The European Commission will tell you that housing is not a competence of the European Union. But during a recent meeting of the European Housing Forum, I made a quick list of some of the policy areas where the commission is active: energy efficiency in residential buildings, VAT on the renovation and repair of private dwellings, public procurement rules applicable to registered social landlords, homelessness, social inclusion and cohesion, competition and state aid rules for social housing providers and rural development.

Confused? Me too – especially as I’ve been on a commission group looking at mortgage credit for 18 months. So I asked an official about mortgages: “Is home ownership not about housing?” Answer: “Actually it’s a financial service and we need a single market for those.” Right.

It turns out that the green paper on mortgages is one of the commission’s top issues for the year. The objective of the paper is to look at whether there should be a single market for mortgages, which would mean a British person could buy a house in Italy with a Danish mortgage. It therefore asks questions on all sorts of issues including cross-border access to land registry information, property valuation, contract law and the possibility of creating a pan-European secondary mortgage market.

Currently, there is little cross-border activity in mortgages. The UK government, while a little anxious about EU initiatives in this area, has its own drive to boost home ownership – for example, its Five Year Plan for Housing was launched in January and it has a manifesto commitment to create one million more home owners in England alone by 2010.

So I asked an official about mortgages: ‘Is home ownership not about housing?’ Answer: ‘Actually it’s a financial service and we need a single market for those.’ Right

Now contrast this with research from Shelter, which shows that most people in the UK believe living in a safe neighbourhood and being able to afford their housing costs are more important than owning their own home. This calls into question why increasing amounts of public money are being used to help first-time buyers and key workers on to the property ladder rather than using it to build affordable rented homes.

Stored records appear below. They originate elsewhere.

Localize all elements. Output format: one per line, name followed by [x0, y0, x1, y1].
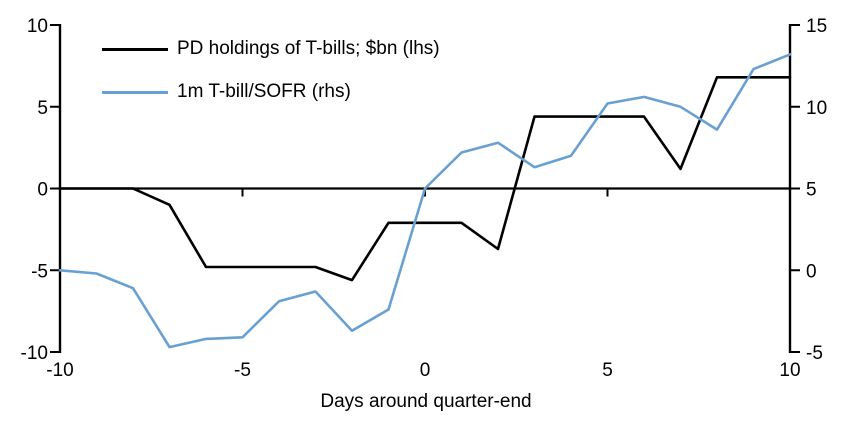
right-tick-label: -5	[806, 343, 823, 364]
series-line-tbill-sofr	[58, 53, 792, 349]
left-tick-label: 0	[37, 180, 48, 201]
legend: PD holdings of T-bills; $bn (lhs) 1m T-b…	[102, 38, 440, 103]
legend-label-pd-holdings: PD holdings of T-bills; $bn (lhs)	[177, 38, 440, 59]
legend-item-pd-holdings: PD holdings of T-bills; $bn (lhs)	[102, 38, 440, 60]
legend-line-swatch-black	[102, 47, 168, 51]
legend-line-swatch-blue	[102, 90, 168, 94]
left-tick-label: -5	[31, 261, 48, 282]
right-tick-label: 0	[806, 261, 817, 282]
left-tick-label: 5	[37, 98, 48, 119]
right-tick-label: 15	[806, 16, 827, 37]
x-tick-label: -5	[234, 360, 251, 381]
legend-label-tbill-sofr: 1m T-bill/SOFR (rhs)	[177, 81, 351, 102]
right-tick-label: 5	[806, 180, 817, 201]
x-tick-label: 5	[602, 360, 613, 381]
x-axis-title: Days around quarter-end	[320, 391, 532, 412]
x-tick-label: -10	[46, 360, 73, 381]
left-tick-label: 10	[27, 16, 48, 37]
series-line-pd-holdings	[58, 76, 792, 282]
right-tick-label: 10	[806, 98, 827, 119]
x-tick-label: 10	[779, 360, 800, 381]
x-tick-label: 0	[420, 360, 431, 381]
legend-item-tbill-sofr: 1m T-bill/SOFR (rhs)	[102, 81, 440, 103]
left-tick-label: -10	[21, 343, 48, 364]
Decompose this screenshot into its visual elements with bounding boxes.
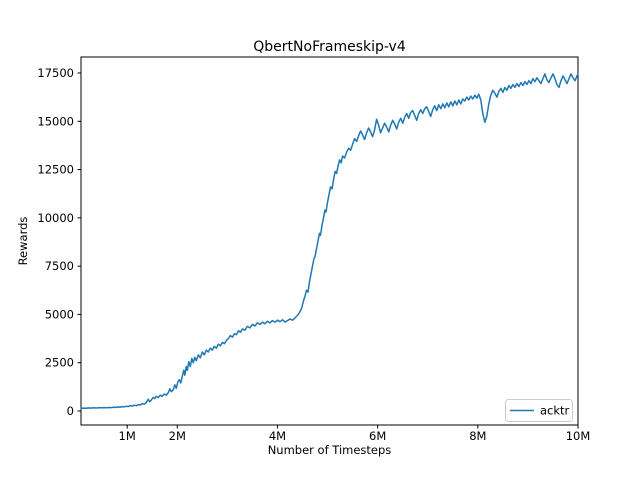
x-tick-label: 10M	[566, 429, 591, 443]
plot-frame	[80, 56, 579, 426]
y-tick-label: 2500	[45, 356, 74, 370]
y-tick-label: 0	[67, 404, 74, 418]
y-tick-label: 7500	[45, 259, 74, 273]
legend-entry-label: acktr	[540, 404, 570, 418]
legend[interactable]: acktr	[505, 399, 573, 422]
legend-box	[505, 399, 573, 422]
chart-title: QbertNoFrameskip-v4	[253, 39, 406, 55]
y-tick-label: 17500	[37, 66, 74, 80]
y-axis-label: Rewards	[16, 217, 30, 266]
x-tick-label: 4M	[269, 429, 286, 443]
x-axis-label: Number of Timesteps	[268, 443, 392, 457]
x-tick-label: 8M	[469, 429, 486, 443]
y-tick-label: 5000	[45, 307, 74, 321]
x-tick-label: 6M	[369, 429, 386, 443]
axes-ticks: 1M 2M 4M 6M 8M 10M 0 2500 5000 7500 10000 12500 1500…	[37, 66, 590, 443]
y-tick-label: 10000	[37, 211, 74, 225]
series-line-acktr	[80, 73, 579, 410]
y-tick-label: 15000	[37, 114, 74, 128]
x-tick-label: 1M	[119, 429, 136, 443]
y-tick-label: 12500	[37, 163, 74, 177]
x-tick-label: 2M	[169, 429, 186, 443]
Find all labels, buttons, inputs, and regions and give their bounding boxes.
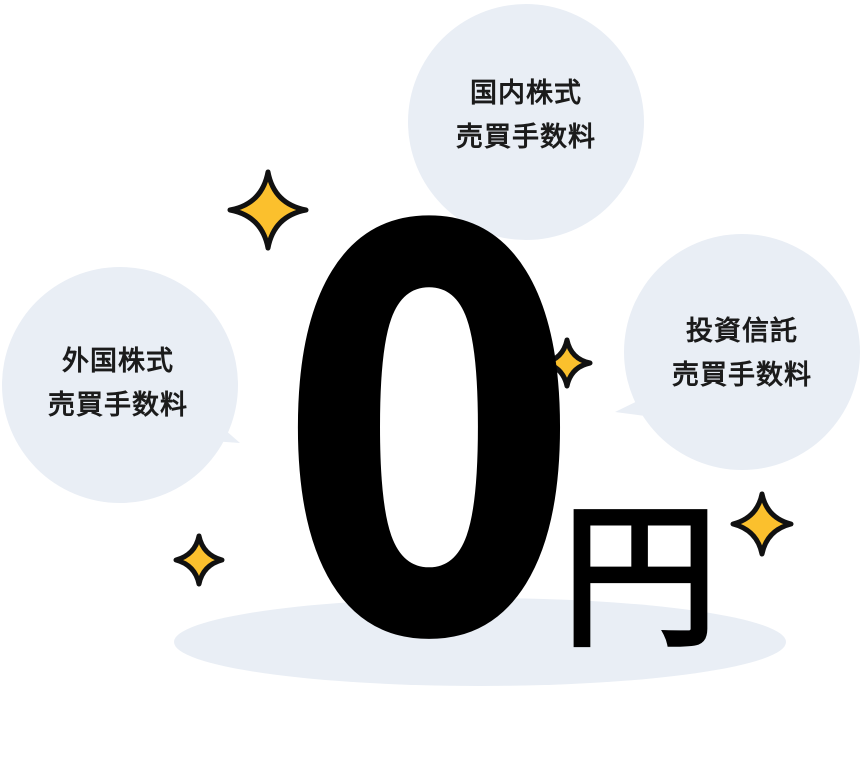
sparkle-icon: [227, 169, 309, 251]
speech-bubble-fund: [615, 234, 860, 470]
bubble-line: 売買手数料: [456, 122, 596, 153]
bubble-label-domestic-stocks: 国内株式 売買手数料: [426, 72, 626, 160]
bubble-label-foreign-stocks: 外国株式 売買手数料: [18, 340, 218, 428]
headline-unit: 円: [562, 487, 718, 669]
speech-bubble-domestic: [408, 4, 644, 242]
bubble-line: 国内株式: [470, 78, 582, 109]
illustration-graphics: [2, 4, 860, 686]
sparkle-icon: [730, 491, 794, 557]
sparkle-icon: [173, 533, 225, 587]
bubble-line: 売買手数料: [672, 360, 812, 391]
floor-shadow: [174, 598, 786, 686]
bubble-line: 売買手数料: [48, 390, 188, 421]
bubble-line: 投資信託: [686, 316, 798, 347]
sparkle-icon: [541, 337, 593, 389]
zero-commission-illustration: 国内株式 売買手数料 外国株式 売買手数料 投資信託 売買手数料 0 円: [2, 4, 860, 718]
bubble-line: 外国株式: [62, 346, 174, 377]
headline-amount: 0: [277, 112, 581, 764]
speech-bubble-foreign: [2, 267, 240, 503]
bubble-label-investment-trusts: 投資信託 売買手数料: [642, 310, 842, 398]
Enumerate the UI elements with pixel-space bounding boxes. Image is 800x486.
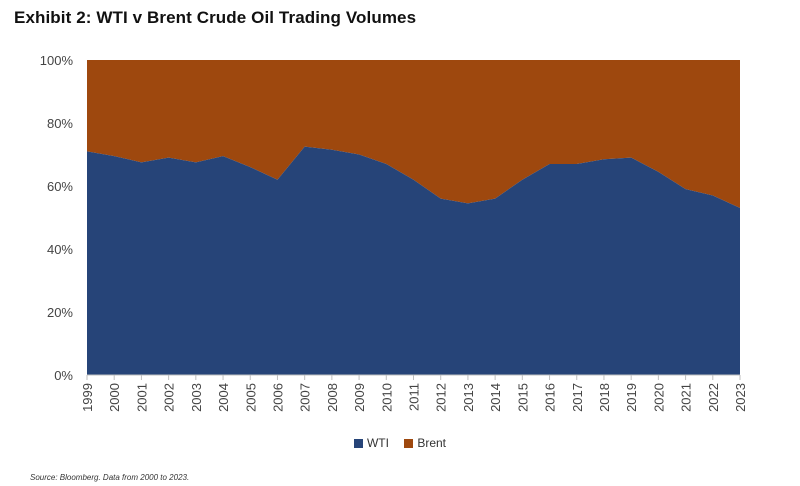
x-tick-label: 2008 [325,383,340,412]
legend-label-wti: WTI [366,436,389,450]
x-tick-label: 2015 [515,383,530,412]
y-tick-label: 0% [54,368,73,383]
x-tick-label: 2018 [597,383,612,412]
x-tick-label: 2021 [679,383,694,412]
x-tick-label: 2005 [243,383,258,412]
legend-swatch-brent [404,438,414,448]
x-tick-label: 2017 [570,383,585,412]
legend-swatch-wti [353,438,363,448]
x-tick-label: 2001 [134,383,149,412]
x-tick-label: 2004 [216,383,231,412]
y-tick-label: 80% [47,116,73,131]
x-tick-label: 2012 [434,383,449,412]
legend-item-wti[interactable]: WTI [353,436,389,450]
legend: WTI Brent [0,436,800,451]
x-tick-label: 2006 [270,383,285,412]
x-tick-label: 2009 [352,383,367,412]
x-tick-label: 2000 [107,383,122,412]
x-tick-label: 2016 [543,383,558,412]
source-note: Source: Bloomberg. Data from 2000 to 202… [30,473,190,482]
y-tick-label: 40% [47,242,73,257]
x-tick-label: 2002 [162,383,177,412]
x-tick-label: 2007 [298,383,313,412]
legend-label-brent: Brent [417,436,447,450]
legend-item-brent[interactable]: Brent [404,436,446,450]
x-tick-label: 2023 [733,383,748,412]
x-tick-label: 2014 [488,383,503,412]
x-tick-label: 2019 [624,383,639,412]
y-tick-label: 60% [47,179,73,194]
x-tick-label: 2003 [189,383,204,412]
x-tick-label: 2011 [407,383,422,411]
x-tick-label: 1999 [80,383,95,412]
page-title: Exhibit 2: WTI v Brent Crude Oil Trading… [14,8,417,27]
x-tick-label: 2010 [379,383,394,412]
y-tick-label: 100% [40,53,74,68]
x-tick-label: 2022 [706,383,721,412]
x-tick-label: 2013 [461,383,476,412]
area-brent [87,60,740,209]
x-tick-label: 2020 [651,383,666,412]
y-tick-label: 20% [47,305,73,320]
area-wti [87,146,740,375]
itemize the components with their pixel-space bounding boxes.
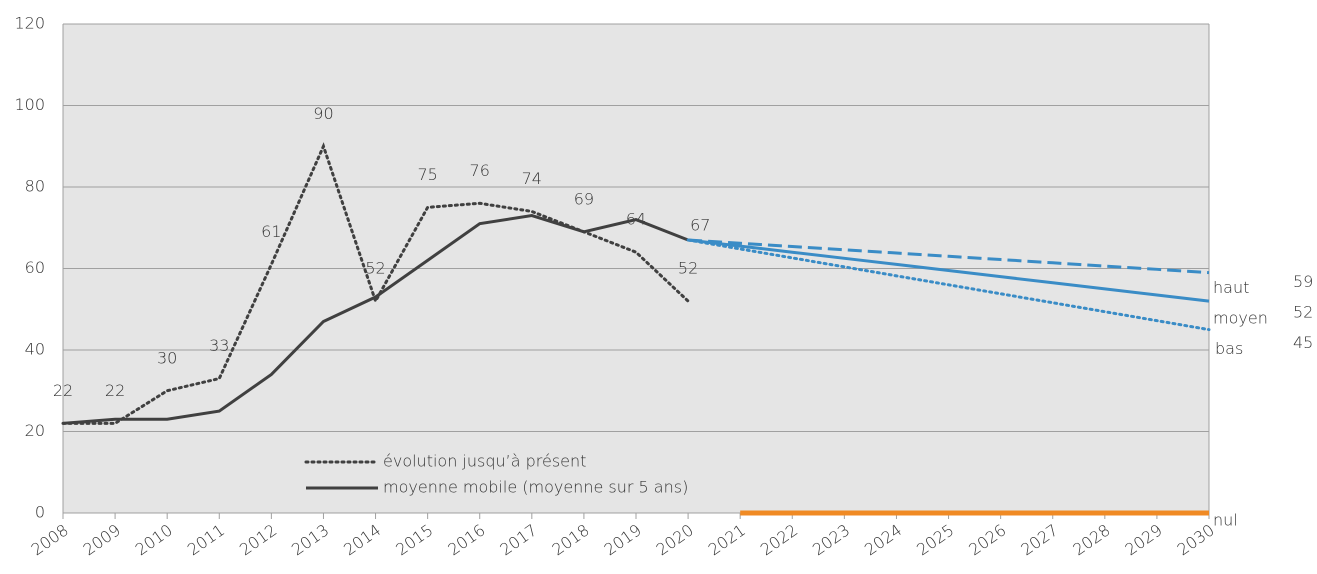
series-line	[686, 238, 1211, 332]
x-tick-label: 2020	[653, 520, 697, 559]
y-tick-label: 0	[35, 503, 45, 522]
data-label: 52	[365, 259, 385, 278]
x-tick-label: 2029	[1122, 520, 1166, 559]
x-tick-label: 2011	[184, 520, 228, 559]
x-tick-label: 2008	[28, 520, 72, 559]
data-label: 22	[53, 381, 73, 400]
x-tick-label: 2018	[549, 520, 593, 559]
x-tick-label: 2028	[1069, 520, 1113, 559]
series-line	[62, 213, 689, 425]
data-label: 74	[522, 169, 542, 188]
x-tick-label: 2022	[757, 520, 801, 559]
x-tick-label: 2024	[861, 520, 905, 559]
data-label: 22	[105, 381, 125, 400]
x-tick-label: 2012	[236, 520, 280, 559]
x-tick-label: 2009	[80, 520, 124, 559]
x-tick-label: 2016	[444, 520, 488, 559]
x-tick-label: 2023	[809, 520, 853, 559]
x-tick-label: 2026	[965, 520, 1009, 559]
end-label: haut	[1213, 278, 1249, 297]
x-tick-label: 2013	[288, 520, 332, 559]
data-label: 30	[157, 348, 177, 367]
x-tick-label: 2030	[1174, 520, 1218, 559]
end-label: moyen	[1213, 309, 1268, 328]
end-value-label: 59	[1293, 272, 1313, 291]
end-value-label: 52	[1293, 303, 1313, 322]
data-label: 75	[417, 165, 437, 184]
x-tick-label: 2015	[392, 520, 436, 559]
y-tick-label: 120	[14, 14, 45, 33]
data-label: 69	[574, 189, 594, 208]
end-value-label: 45	[1293, 333, 1313, 352]
start-value-label: 67	[690, 215, 710, 234]
legend-label: évolution jusqu’à présent	[383, 452, 586, 471]
end-label: bas	[1215, 339, 1243, 358]
x-tick-label: 2019	[601, 520, 645, 559]
data-label: 90	[313, 104, 333, 123]
end-label: nul	[1213, 511, 1238, 530]
series-line	[687, 238, 1210, 303]
y-tick-label: 60	[25, 258, 45, 277]
y-tick-label: 100	[14, 95, 45, 114]
y-tick-label: 80	[25, 177, 45, 196]
x-tick-label: 2027	[1017, 520, 1061, 559]
x-tick-label: 2017	[496, 520, 540, 559]
data-label: 52	[678, 259, 698, 278]
data-label: 76	[470, 161, 490, 180]
x-tick-label: 2021	[705, 520, 749, 559]
data-label: 33	[209, 336, 229, 355]
x-tick-label: 2014	[340, 520, 384, 559]
x-tick-label: 2025	[913, 520, 957, 559]
data-label: 61	[261, 222, 281, 241]
series-line	[687, 238, 1210, 275]
legend-label: moyenne mobile (moyenne sur 5 ans)	[383, 478, 688, 497]
y-tick-label: 20	[25, 421, 45, 440]
y-tick-label: 40	[25, 340, 45, 359]
x-tick-label: 2010	[132, 520, 176, 559]
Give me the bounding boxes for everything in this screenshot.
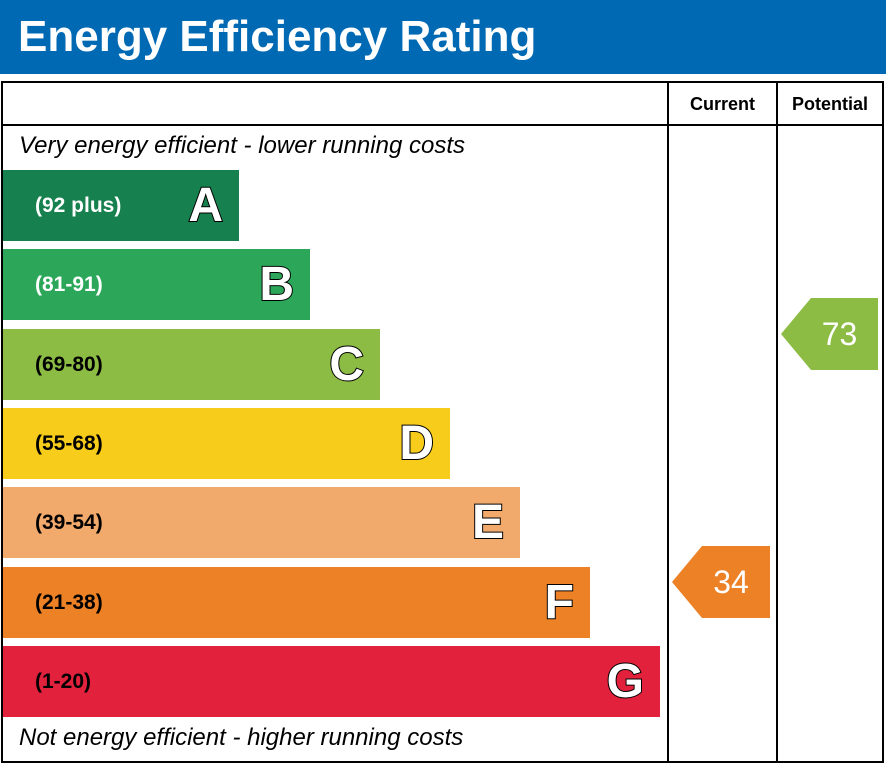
column-divider-current <box>667 81 669 763</box>
chart-frame <box>1 81 884 763</box>
current-column-header: Current <box>689 94 755 114</box>
band-range-label: (39-54) <box>35 511 103 534</box>
band-letter: F <box>544 575 575 630</box>
band-b: (81-91) B <box>3 249 310 320</box>
band-a: (92 plus) A <box>3 170 239 241</box>
top-caption: Very energy efficient - lower running co… <box>19 132 465 159</box>
band-letter: C <box>328 337 365 392</box>
band-d: (55-68) D <box>3 408 450 479</box>
current-rating-arrow: 34 <box>672 546 770 618</box>
band-letter: G <box>606 654 645 709</box>
band-letter: D <box>398 416 435 471</box>
band-letter: A <box>187 178 224 233</box>
band-letter: E <box>471 495 505 550</box>
band-range-label: (1-20) <box>35 670 92 693</box>
band-e: (39-54) E <box>3 487 520 558</box>
band-range-label: (92 plus) <box>35 194 122 217</box>
chart-title: Energy Efficiency Rating <box>0 0 886 74</box>
current-rating-value: 34 <box>713 564 749 600</box>
bottom-caption: Not energy efficient - higher running co… <box>19 724 464 751</box>
band-range-label: (69-80) <box>35 353 103 376</box>
band-f: (21-38) F <box>3 567 590 638</box>
band-range-label: (55-68) <box>35 432 103 455</box>
band-letter: B <box>258 257 295 312</box>
header-divider <box>1 124 884 126</box>
band-g: (1-20) G <box>3 646 660 717</box>
band-range-label: (21-38) <box>35 591 103 614</box>
band-range-label: (81-91) <box>35 273 103 296</box>
band-c: (69-80) C <box>3 329 380 400</box>
column-divider-potential <box>776 81 778 763</box>
potential-rating-value: 73 <box>821 316 858 352</box>
potential-column-header: Potential <box>791 94 868 114</box>
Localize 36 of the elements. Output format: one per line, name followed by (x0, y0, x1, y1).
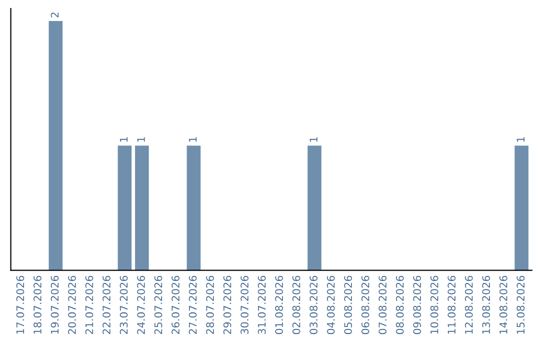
x-tick-label: 19.07.2026 (50, 276, 59, 334)
x-tick-label: 29.07.2026 (223, 276, 232, 334)
x-tick-label: 01.08.2026 (275, 276, 283, 334)
x-tick-label: 07.08.2026 (378, 276, 387, 334)
x-tick-label: 21.07.2026 (85, 276, 94, 334)
x-tick-label: 13.08.2026 (482, 276, 490, 334)
x-tick-label: 03.08.2026 (310, 276, 318, 334)
x-tick-label: 30.07.2026 (240, 276, 248, 334)
x-tick-label: 18.07.2026 (34, 276, 42, 334)
x-tick-label: 26.07.2026 (172, 276, 180, 334)
x-tick-label: 24.07.2026 (137, 276, 145, 334)
x-tick-label: 15.08.2026 (516, 276, 525, 334)
x-tick-label: 20.07.2026 (68, 276, 76, 334)
x-tick-label: 10.08.2026 (430, 276, 438, 334)
data-label: 1 (137, 137, 145, 142)
x-tick-label: 12.08.2026 (464, 276, 473, 334)
x-tick-label: 25.07.2026 (154, 276, 162, 334)
x-tick-label: 31.07.2026 (258, 276, 266, 334)
data-label: 1 (188, 137, 197, 142)
x-tick-label: 02.08.2026 (292, 276, 300, 334)
data-label: 1 (310, 137, 318, 142)
x-tick-label: 28.07.2026 (206, 276, 214, 334)
data-label: 1 (120, 137, 128, 142)
x-tick-label: 11.08.2026 (448, 276, 456, 334)
data-label: 2 (50, 12, 59, 18)
x-tick-label: 17.07.2026 (16, 276, 24, 334)
x-tick-label: 09.08.2026 (413, 276, 422, 334)
data-label: 1 (516, 137, 524, 142)
x-tick-label: 14.08.2026 (499, 276, 508, 334)
x-tick-label: 05.08.2026 (344, 276, 352, 334)
x-tick-label: 04.08.2026 (326, 276, 335, 334)
x-tick-label: 23.07.2026 (120, 276, 128, 334)
x-tick-label: 22.07.2026 (102, 276, 110, 334)
x-tick-label: 06.08.2026 (361, 276, 370, 334)
x-tick-label: 27.07.2026 (188, 276, 197, 334)
x-tick-label: 08.08.2026 (396, 276, 404, 334)
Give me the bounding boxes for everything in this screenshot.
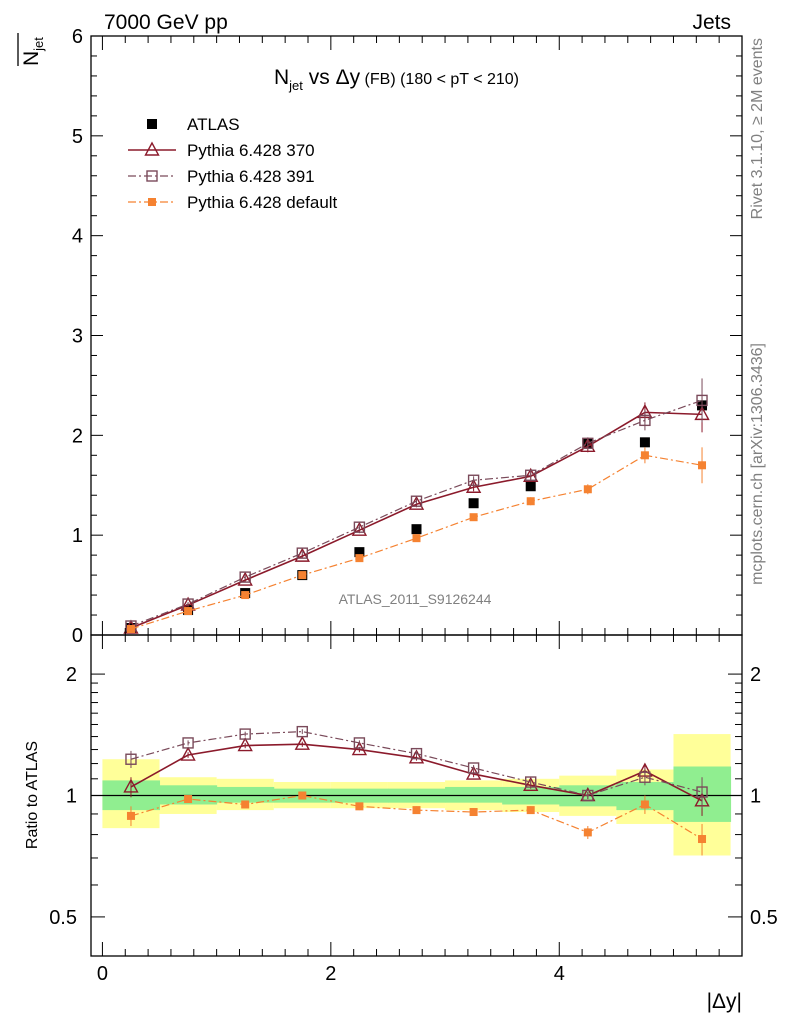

If people want public money to be spent on tackling poor housing conditions, improving neighbourhoods and building more social housing then a more balanced approach is needed. Not just at UK level but from the EU too.

So, is it finally time for the EU to recognise that there are already many areas of European law and practice that have an impact on housing and to come up with an integrated strategy? The European parliament is on the case: at the end

of September its cross-party housing group will debate a draft European Housing Charter. And I’ll be looking to see whether the European commission is sitting there stubbornly with its fingers in its ears.